Sunday, June 11, 2023

Decades of Christian Deconstruction: Understanding "JC Died for Your Sins"


If you grow up Christian and the religion is not a match for you, there is a good chance that you will spend decades of your life unmaking that which was constructed in you - so fibrous and complex are the thought clusters that make up the religion and so malleable was your mind when it encountered the faith. Indeed, as part of my lifelong project of Christian deconstruction, I've spent all of my cooking/cleaning/doing dishes & exercising time over the last several months listening to scholars of early Christianity and of the Hebrew Bible (the "Old Testament") as they critically analyze the formation of the religion and its founding texts. The work that is being done by scholars (both in the academy and without) in this field in recent decades is impressive and inspiring, as they take a multidisciplinary approach to the study of Christianity - relying not on theology but on the fields of history, archaeology, philosophy, philology and literary criticism to understand the religion.

As for many, the central stone forming the foundation of my Christian malaise is that seemingly eternally elusive concept of: "Christ died for your sins." Taken at face value (which is how a child or a desperate person so often takes things), how could you say no to that? It is, as they say, "the ultimate sacrifice." It is only in recent weeks that I have begun to understand the religious tradition out of which that apocryphal sacrifice arose, and it is the understanding of this background that is permitting me a dislodging of that central stone within me.

Blood sacrifice, of animals and sometimes of people, in order to appease a god or to feed a hungry god has been a religious practice of humans in Asia, Europe, Africa and the Americas going back at least 5000 years. It is a complex phenomenon, involving varied roots and motivations.

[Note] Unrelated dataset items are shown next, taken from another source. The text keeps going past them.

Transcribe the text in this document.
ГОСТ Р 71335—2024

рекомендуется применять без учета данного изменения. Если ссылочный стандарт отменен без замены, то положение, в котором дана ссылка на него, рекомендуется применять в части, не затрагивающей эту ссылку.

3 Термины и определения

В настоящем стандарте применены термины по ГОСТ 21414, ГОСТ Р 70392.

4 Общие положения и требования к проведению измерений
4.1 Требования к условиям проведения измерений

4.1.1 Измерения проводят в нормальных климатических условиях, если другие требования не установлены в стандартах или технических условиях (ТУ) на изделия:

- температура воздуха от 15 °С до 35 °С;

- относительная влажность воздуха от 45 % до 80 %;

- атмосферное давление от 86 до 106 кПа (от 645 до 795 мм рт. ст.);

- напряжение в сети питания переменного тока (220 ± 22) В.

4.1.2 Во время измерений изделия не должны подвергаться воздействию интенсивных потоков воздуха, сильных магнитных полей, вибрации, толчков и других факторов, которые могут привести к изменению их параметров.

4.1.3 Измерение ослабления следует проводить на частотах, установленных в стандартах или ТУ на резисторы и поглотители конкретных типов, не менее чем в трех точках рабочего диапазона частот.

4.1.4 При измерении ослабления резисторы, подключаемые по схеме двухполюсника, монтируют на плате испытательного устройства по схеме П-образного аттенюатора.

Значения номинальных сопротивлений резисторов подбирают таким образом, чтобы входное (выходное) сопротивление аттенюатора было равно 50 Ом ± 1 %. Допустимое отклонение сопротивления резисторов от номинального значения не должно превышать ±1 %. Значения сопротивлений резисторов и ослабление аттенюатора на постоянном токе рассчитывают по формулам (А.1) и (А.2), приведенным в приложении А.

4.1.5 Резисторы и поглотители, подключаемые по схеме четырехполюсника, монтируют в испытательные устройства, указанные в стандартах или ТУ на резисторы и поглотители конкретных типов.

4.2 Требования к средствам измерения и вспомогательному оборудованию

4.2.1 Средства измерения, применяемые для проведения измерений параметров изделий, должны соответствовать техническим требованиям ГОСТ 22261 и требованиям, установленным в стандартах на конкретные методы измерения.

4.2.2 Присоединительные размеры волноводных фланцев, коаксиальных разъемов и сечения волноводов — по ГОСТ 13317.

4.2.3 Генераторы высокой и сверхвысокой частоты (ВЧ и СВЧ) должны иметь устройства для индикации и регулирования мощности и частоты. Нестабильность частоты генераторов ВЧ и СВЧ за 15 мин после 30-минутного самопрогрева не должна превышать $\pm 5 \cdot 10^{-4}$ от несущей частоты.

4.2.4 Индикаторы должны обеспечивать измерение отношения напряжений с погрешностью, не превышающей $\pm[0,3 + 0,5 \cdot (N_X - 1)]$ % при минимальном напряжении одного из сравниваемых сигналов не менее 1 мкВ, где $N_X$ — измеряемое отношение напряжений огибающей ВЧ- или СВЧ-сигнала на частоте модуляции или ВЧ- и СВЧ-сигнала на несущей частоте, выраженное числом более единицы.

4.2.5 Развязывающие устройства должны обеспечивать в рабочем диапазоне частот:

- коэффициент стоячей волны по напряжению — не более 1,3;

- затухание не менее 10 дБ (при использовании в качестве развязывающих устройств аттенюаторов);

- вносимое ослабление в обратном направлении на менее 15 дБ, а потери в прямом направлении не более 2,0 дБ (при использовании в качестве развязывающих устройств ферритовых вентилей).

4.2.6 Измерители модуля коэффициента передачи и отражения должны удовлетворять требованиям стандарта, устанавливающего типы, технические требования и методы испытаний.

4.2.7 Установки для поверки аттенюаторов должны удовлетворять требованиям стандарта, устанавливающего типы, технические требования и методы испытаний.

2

In the Hebrew Bible, as in many sacred traditions, the deity is seen as a temperamental punisher, continuously exasperated with the shitty and sinful behavior of humans, and who ancient Jews felt required regular sacrifice at his central temple. More broadly, whether in the ancient Near East, India, ancient Greece or the Americas, one way to view rituals of blood sacrifice is to see them as a response to trauma. How to explain precarity, deprivation, extreme changes in weather, sieges due to warfare & natural disasters? One explanation is that they are expressions of the wrath of a god who is punishing us for our shitty and sinful behavior. Offering such a god a blood sacrifice is an attempt by humans to gain some agency in a realm within which they otherwise feel helpless.

The Second Temple in Jerusalem is destroyed in a war between the Romans in the Jews in A.D. 70. According to scholarly consensus, this precedes by a few years the writing of the first gospel, that of the anonymous "Mark." Options to animal sacrifice to Yahweh - long a complicated affair and now very difficult practice to pursue, lacking a central temple - were being considered throughout the Jewish faith. Jews of the Jesus movement, likely taking inspiration from both Hebrew Scriptures and from stories of dying and rising gods in neighboring religions, conceived of the idea of the final sacrifice: that of God's son, the sacrifice of both a human and a deity or a human deity. The sacrifice of both a God and a human at the same time is the ultimate sacrifice and one that would obviate any need for further blood sacrifice.

And so, this is where the somewhat puzzling, abstract and yet very coercive phrase, "Christ died for your sins" ultimately comes from. Understanding this background and understanding blood sacrifice as one response to the trauma of being alive as a human on Earth has demystified and defanged somewhat the grip that the iconic phrase has had up on me for lo these many decades. I believe none of it. I believe not in the wrathful Yahweh, nor in any of the stories about a guy named Jesus somehow being his son, getting sentenced to death by the Roman state and enduring this death as some kind of ultimate blood sacrifice obviating the need for any further blood sacrifice. I believe none of it. And yet. And yet, weakened though it may be, the psychological hold the story has on me remains. And that is not a good thing. It is debilitating and causes me, as it does so many, to feel inadequate and permanently stained.